The new liquor licensing laws introduced by Western Australia’s government has come into effect. The government believes the laws will significantly impact the hospitality landscape in the state.
The Liquor Control Amendment Bill 2018 aims to build on the legislation that prompted the expansion of Perth’s small bar scene, creating jobs and supporting local businesses.
According to the state’s premier Mark McGowan the legislation strikes the right balance between community health and safety and a hospitality culture that promotes tourism.
So far this year more than 100 new licensed venues opened in the state, attributed to the government’s support for the industry.

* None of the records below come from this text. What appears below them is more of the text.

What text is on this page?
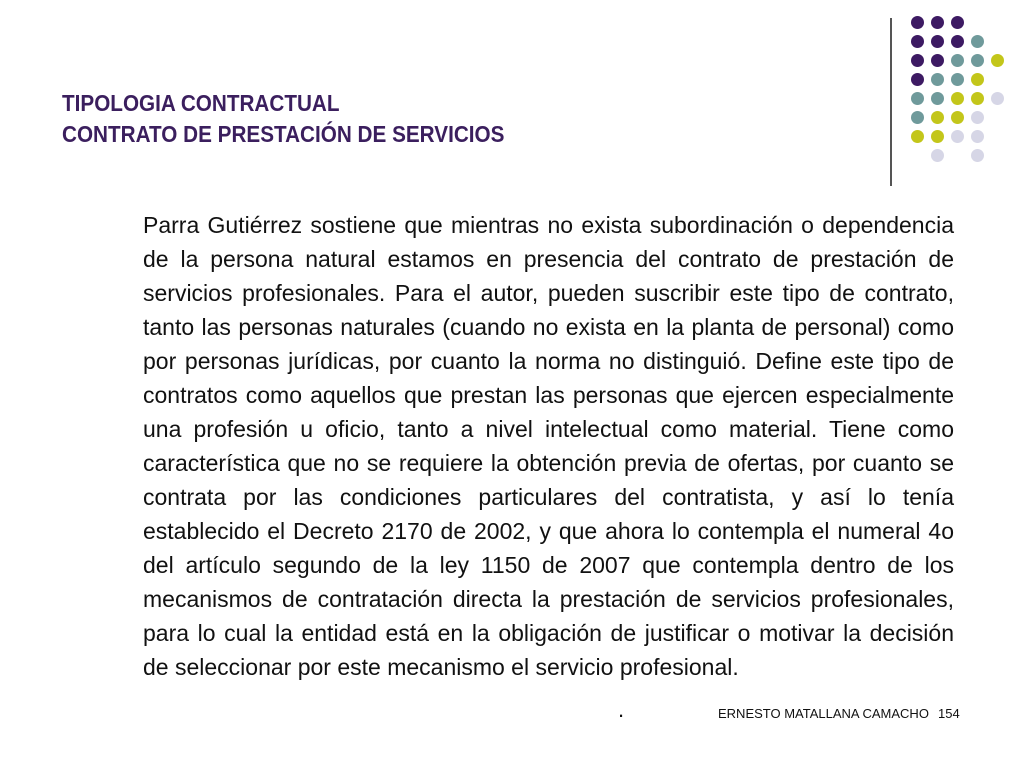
TIPOLOGIA CONTRACTUAL
CONTRATO DE PRESTACIÓN DE SERVICIOS
Parra Gutiérrez sostiene que mientras no exista subordinación o dependencia de la persona natural estamos en presencia del contrato de prestación de servicios profesionales. Para el autor, pueden suscribir este tipo de contrato, tanto las personas naturales (cuando no exista en la planta de personal) como por personas jurídicas, por cuanto la norma no distinguió. Define este tipo de contratos como aquellos que prestan las personas que ejercen especialmente una profesión u oficio, tanto a nivel intelectual como material. Tiene como característica que no se requiere la obtención previa de ofertas, por cuanto se contrata por las condiciones particulares del contratista, y así lo tenía establecido el Decreto 2170 de 2002, y que ahora lo contempla el numeral 4o del artículo segundo de la ley 1150 de 2007 que contempla dentro de los mecanismos de contratación directa la prestación de servicios profesionales, para lo cual la entidad está en la obligación de justificar o motivar la decisión de seleccionar por este mecanismo el servicio profesional.
.	ERNESTO MATALLANA CAMACHO 154
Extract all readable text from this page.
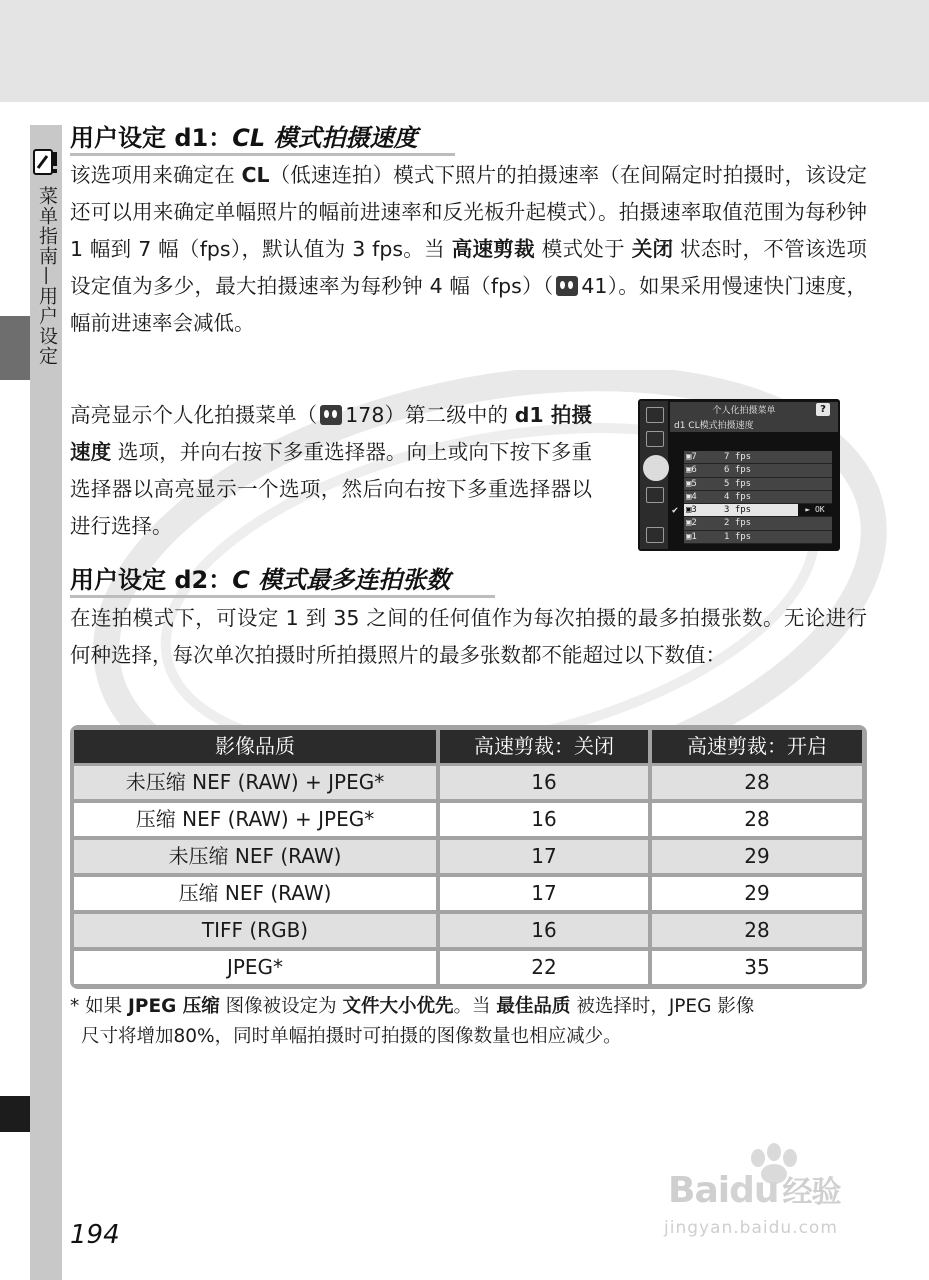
菜单指南—用户设定
用户设定 d1：CL 模式拍摄速度
该选项用来确定在 CL（低速连拍）模式下照片的拍摄速率（在间隔定时拍摄时，该设定还可以用来确定单幅照片的幅前进速率和反光板升起模式）。拍摄速率取值范围为每秒钟 1 幅到 7 幅（fps），默认值为 3 fps。当 高速剪裁 模式处于 关闭 状态时，不管该选项设定值为多少，最大拍摄速率为每秒钟 4 幅（fps）（ 41）。如果采用慢速快门速度，幅前进速率会减低。
高亮显示个人化拍摄菜单（ 178）第二级中的 d1 拍摄速度 选项，并向右按下多重选择器。向上或向下按下多重选择器以高亮显示一个选项，然后向右按下多重选择器以进行选择。
个人化拍摄菜单	?
d1 CL模式拍摄速度
▣7	7 fps
▣6	6 fps
▣5	5 fps
▣4	4 fps
✔ ▣3	3 fps	► OK
▣2	2 fps
▣1	1 fps
用户设定 d2：C 模式最多连拍张数
在连拍模式下，可设定 1 到 35 之间的任何值作为每次拍摄的最多拍摄张数。无论进行何种选择，每次单次拍摄时所拍摄照片的最多张数都不能超过以下数值：
影像品质	高速剪裁：关闭	高速剪裁：开启
未压缩 NEF (RAW) + JPEG*	16	28
压缩 NEF (RAW) + JPEG*	16	28
未压缩 NEF (RAW)	17	29
压缩 NEF (RAW)	17	29
TIFF (RGB)	16	28
JPEG*	22	35
* 如果 JPEG 压缩 图像被设定为 文件大小优先。当 最佳品质 被选择时，JPEG 影像
尺寸将增加80%，同时单幅拍摄时可拍摄的图像数量也相应减少。
194
Baidu 经验
jingyan.baidu.com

The new legislation reduces regulatory burdens on licensees and laws are liberalised to give the state’s consumers and tourists more choice.
One of the changes is that patrons are allowed to now take home partially consumed wine from a small bar or tavern if they don’t finish the whole bottle – previously this only applied to restaurants.

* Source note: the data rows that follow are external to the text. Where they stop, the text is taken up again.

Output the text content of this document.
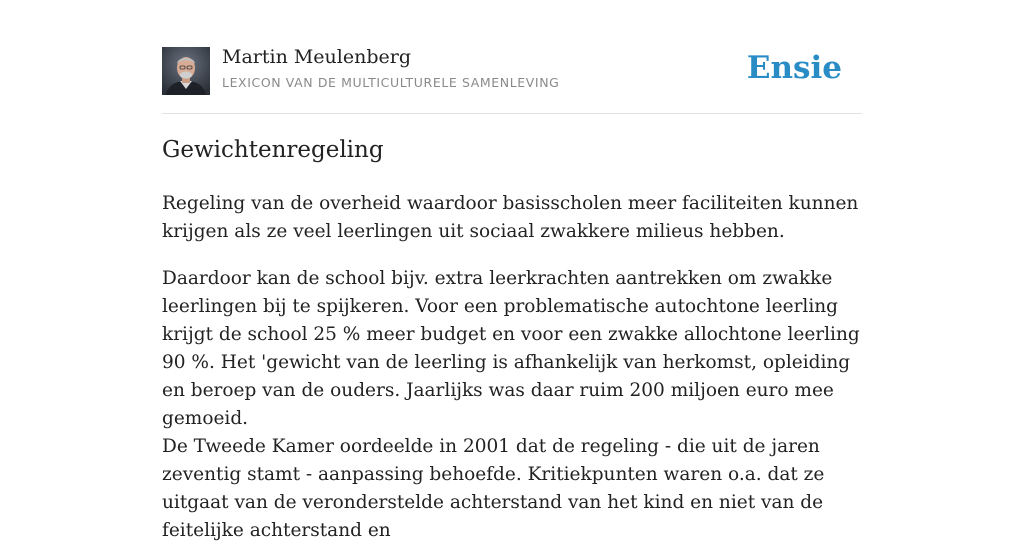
Martin Meulenberg
LEXICON VAN DE MULTICULTURELE SAMENLEVING	Ensie
Gewichtenregeling

Regeling van de overheid waardoor basisscholen meer faciliteiten kunnen krijgen als ze veel leerlingen uit sociaal zwakkere milieus hebben.

Daardoor kan de school bijv. extra leerkrachten aantrekken om zwakke leerlingen bij te spijkeren. Voor een problematische autochtone leerling krijgt de school 25 % meer budget en voor een zwakke allochtone leerling 90 %. Het 'gewicht van de leerling is afhankelijk van herkomst, opleiding en beroep van de ouders. Jaarlijks was daar ruim 200 miljoen euro mee gemoeid.

De Tweede Kamer oordeelde in 2001 dat de regeling - die uit de jaren zeventig stamt - aanpassing behoefde. Kritiekpunten waren o.a. dat ze uitgaat van de veronderstelde achterstand van het kind en niet van de feitelijke achterstand en
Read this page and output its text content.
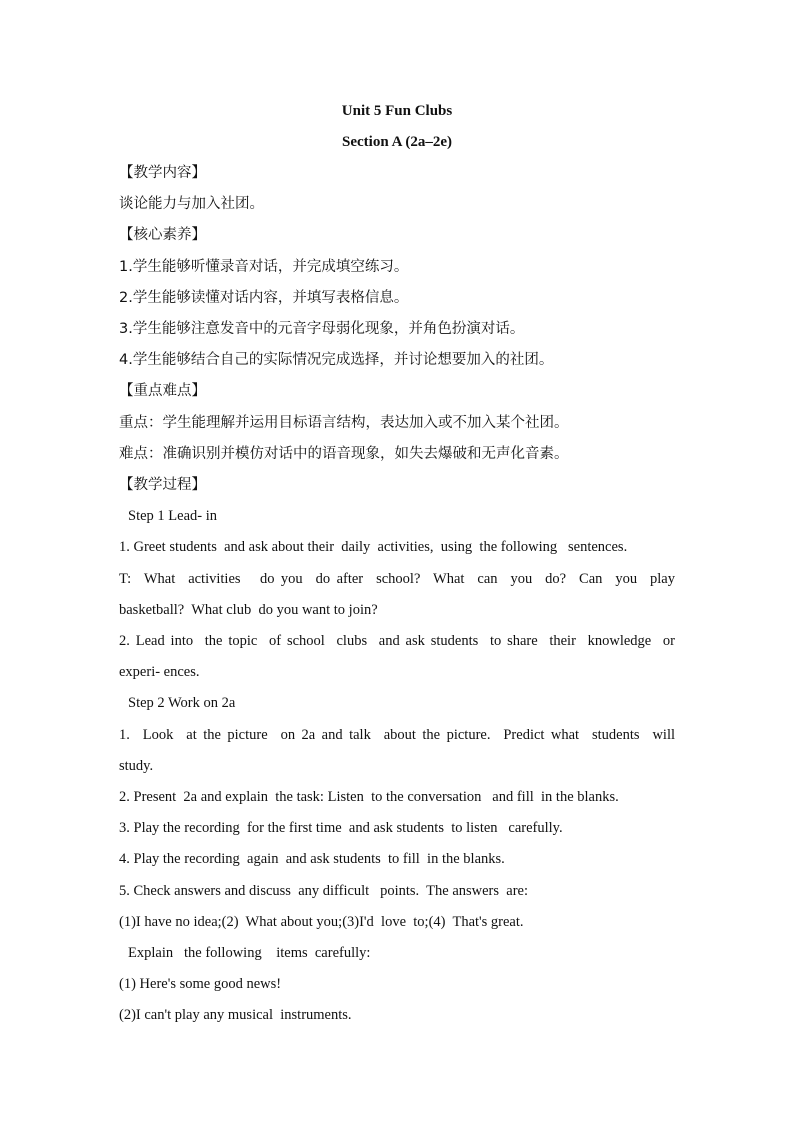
Unit 5 Fun Clubs

Section A (2a–2e)

【教学内容】

谈论能力与加入社团。

【核心素养】

1.学生能够听懂录音对话，并完成填空练习。

2.学生能够读懂对话内容，并填写表格信息。

3.学生能够注意发音中的元音字母弱化现象，并角色扮演对话。

4.学生能够结合自己的实际情况完成选择，并讨论想要加入的社团。

【重点难点】

重点：学生能理解并运用目标语言结构，表达加入或不加入某个社团。

难点：准确识别并模仿对话中的语音现象，如失去爆破和无声化音素。

【教学过程】

Step 1 Lead- in

1. Greet students  and ask about their  daily  activities,  using  the following   sentences.

T:  What  activities   do you  do after  school?  What  can  you  do?  Can  you  play

basketball?  What club  do you want to join?

2. Lead into  the topic  of school  clubs  and ask students  to share  their  knowledge  or

experi- ences.

Step 2 Work on 2a

1.  Look  at the picture  on 2a and talk  about the picture.  Predict what  students  will

study.

2. Present  2a and explain  the task: Listen  to the conversation   and fill  in the blanks.

3. Play the recording  for the first time  and ask students  to listen   carefully.

4. Play the recording  again  and ask students  to fill  in the blanks.

5. Check answers and discuss  any difficult   points.  The answers  are:

(1)I have no idea;(2)  What about you;(3)I'd  love  to;(4)  That's great.

Explain   the following    items  carefully:

(1) Here's some good news!

(2)I can't play any musical  instruments.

Another amendment is the streamlining of licensing arrangements for existing, established, local licensees to cater at temporary and pop-up bars at short-term events such as micro-festivals.

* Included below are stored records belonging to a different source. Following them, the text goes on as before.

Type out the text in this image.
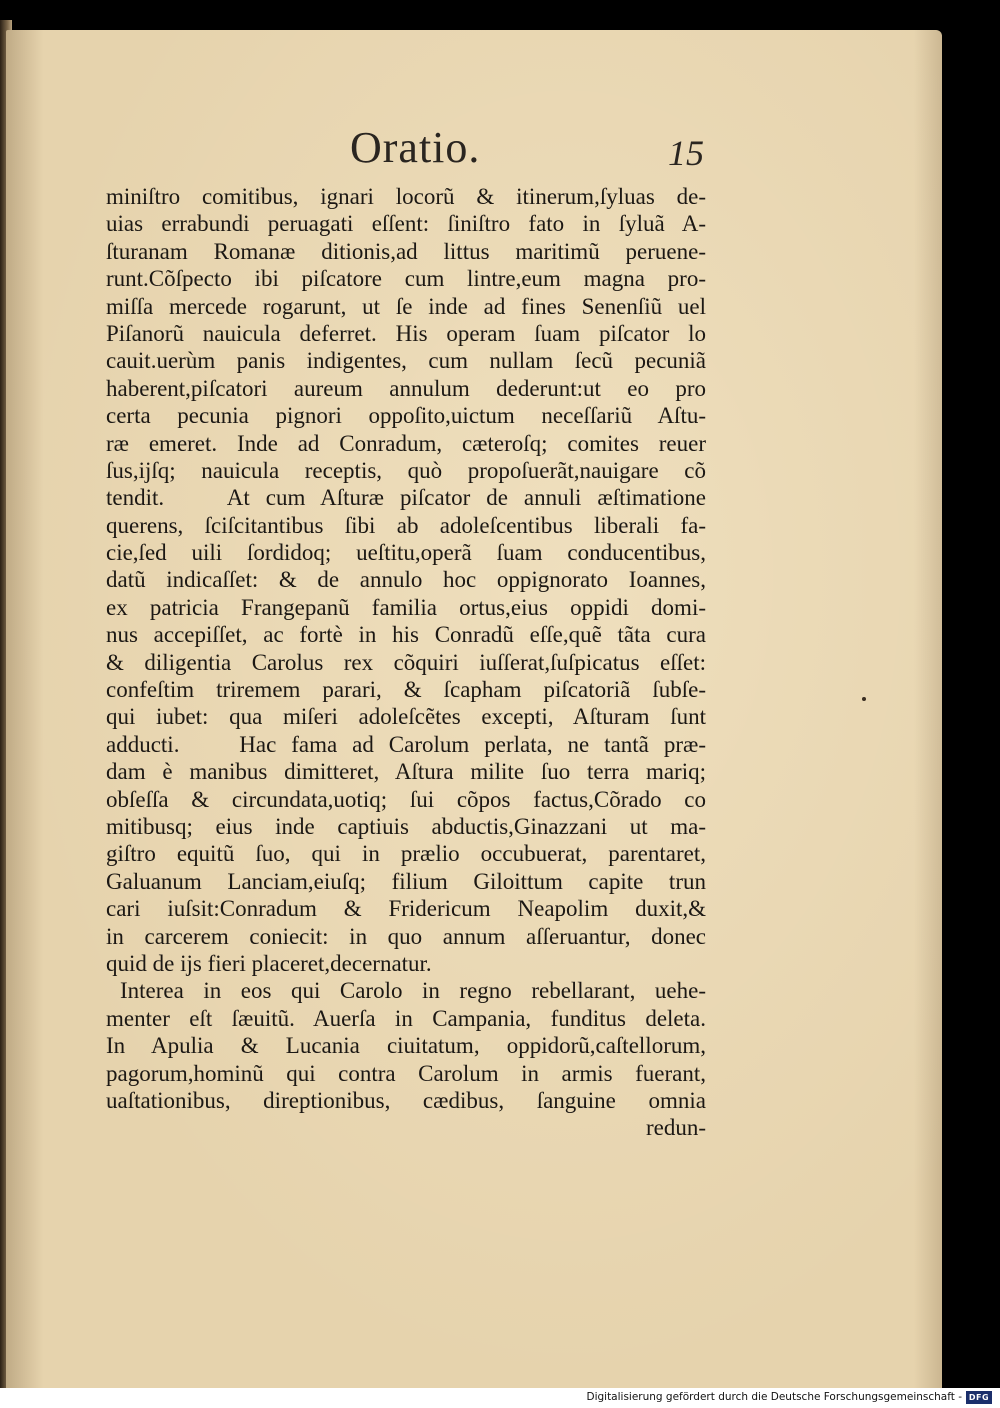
Oratio.	15
miniſtro comitibus, ignari locorũ & itinerum,ſyluas de-
uias errabundi peruagati eſſent: ſiniſtro fato in ſyluã A-
ſturanam Romanæ ditionis,ad littus maritimũ peruene-
runt.Cõſpecto ibi piſcatore cum lintre,eum magna pro-
miſſa mercede rogarunt, ut ſe inde ad fines Senenſiũ uel
Piſanorũ nauicula deferret. His operam ſuam piſcator lo
cauit.uerùm panis indigentes, cum nullam ſecũ pecuniã
haberent,piſcatori aureum annulum dederunt:ut eo pro
certa pecunia pignori oppoſito,uictum neceſſariũ Aſtu-
ræ emeret. Inde ad Conradum, cæteroſq; comites reuer
ſus,ijſq; nauicula receptis, quò propoſuerãt,nauigare cõ
tendit.    At cum Aſturæ piſcator de annuli æſtimatione
querens, ſciſcitantibus ſibi ab adoleſcentibus liberali fa-
cie,ſed uili ſordidoq; ueſtitu,operã ſuam conducentibus,
datũ indicaſſet: & de annulo hoc oppignorato Ioannes,
ex patricia Frangepanũ familia ortus,eius oppidi domi-
nus accepiſſet, ac fortè in his Conradũ eſſe,quẽ tãta cura
& diligentia Carolus rex cõquiri iuſſerat,ſuſpicatus eſſet:
confeſtim triremem parari, & ſcapham piſcatoriã ſubſe-
qui iubet: qua miſeri adoleſcẽtes excepti, Aſturam ſunt
adducti.    Hac fama ad Carolum perlata, ne tantã præ-
dam è manibus dimitteret, Aſtura milite ſuo terra mariq;
obſeſſa & circundata,uotiq; ſui cõpos factus,Cõrado co
mitibusq; eius inde captiuis abductis,Ginazzani ut ma-
giſtro equitũ ſuo, qui in prælio occubuerat, parentaret,
Galuanum Lanciam,eiuſq; filium Giloittum capite trun
cari iuſsit:Conradum & Fridericum Neapolim duxit,&
in carcerem coniecit: in quo annum aſſeruantur, donec
quid de ijs fieri placeret,decernatur.
Interea in eos qui Carolo in regno rebellarant, uehe-
menter eſt ſæuitũ. Auerſa in Campania, funditus deleta.
In Apulia & Lucania ciuitatum, oppidorũ,caſtellorum,
pagorum,hominũ qui contra Carolum in armis fuerant,
uaſtationibus, direptionibus, cædibus, ſanguine omnia
redun-
Digitalisierung gefördert durch die Deutsche Forschungsgemeinschaft - DFG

A post on TheShout.com.au highlighted some of the other amendments to the legislation that came into effect,
Restaurants with the capacity for 120 people or less will no longer need to apply for a separate permit to serve liquor without a meal – they will simply ‘opt in’ when they first apply for their licence;
Ongoing hours Extended Trading Permits (ETPs) will be valid for up to 10 years – increased from five years, cutting burden and cost for licensees;
Spirit producers will be able to trade in the same manner as wine and beer producers – authorising the sale of liquor for consumption on and off the licensed premises;
Clubs in WA will be allowed to accept genuine tourists/visitors – fees will apply to visitors; and
Discretion by the licensing authority to consider low-risk applications without having regard to the public interest assessment requirements.
The new laws were welcomed by the Australian Hotels Association (WA) CEO Bradley Woods saying its important that the state’s laws change with the industry and not inhibit it.
“The recent passage of the Liquor Control Act Amendment Bill represents the most substantial modernisation of the state’s liquor laws in a decade.
“It is critical that the laws governing liquor licensing, consumption and trade on licensed premises are in line with community expectations, help facilitate businesses to grow and do not unnecessarily restrict patrons or licensees. The reforms which commence on Saturday deliver on these objectives.
“The AHA(WA) is proud to have played an important role on behalf of our members in lobbying Government on the need for change and we are pleased to have achieved the overwhelming majority of what we set out to accomplish.
He also said his organisation was proud of the role it played in lobbying government on behalf of its members which had contributed to these changes.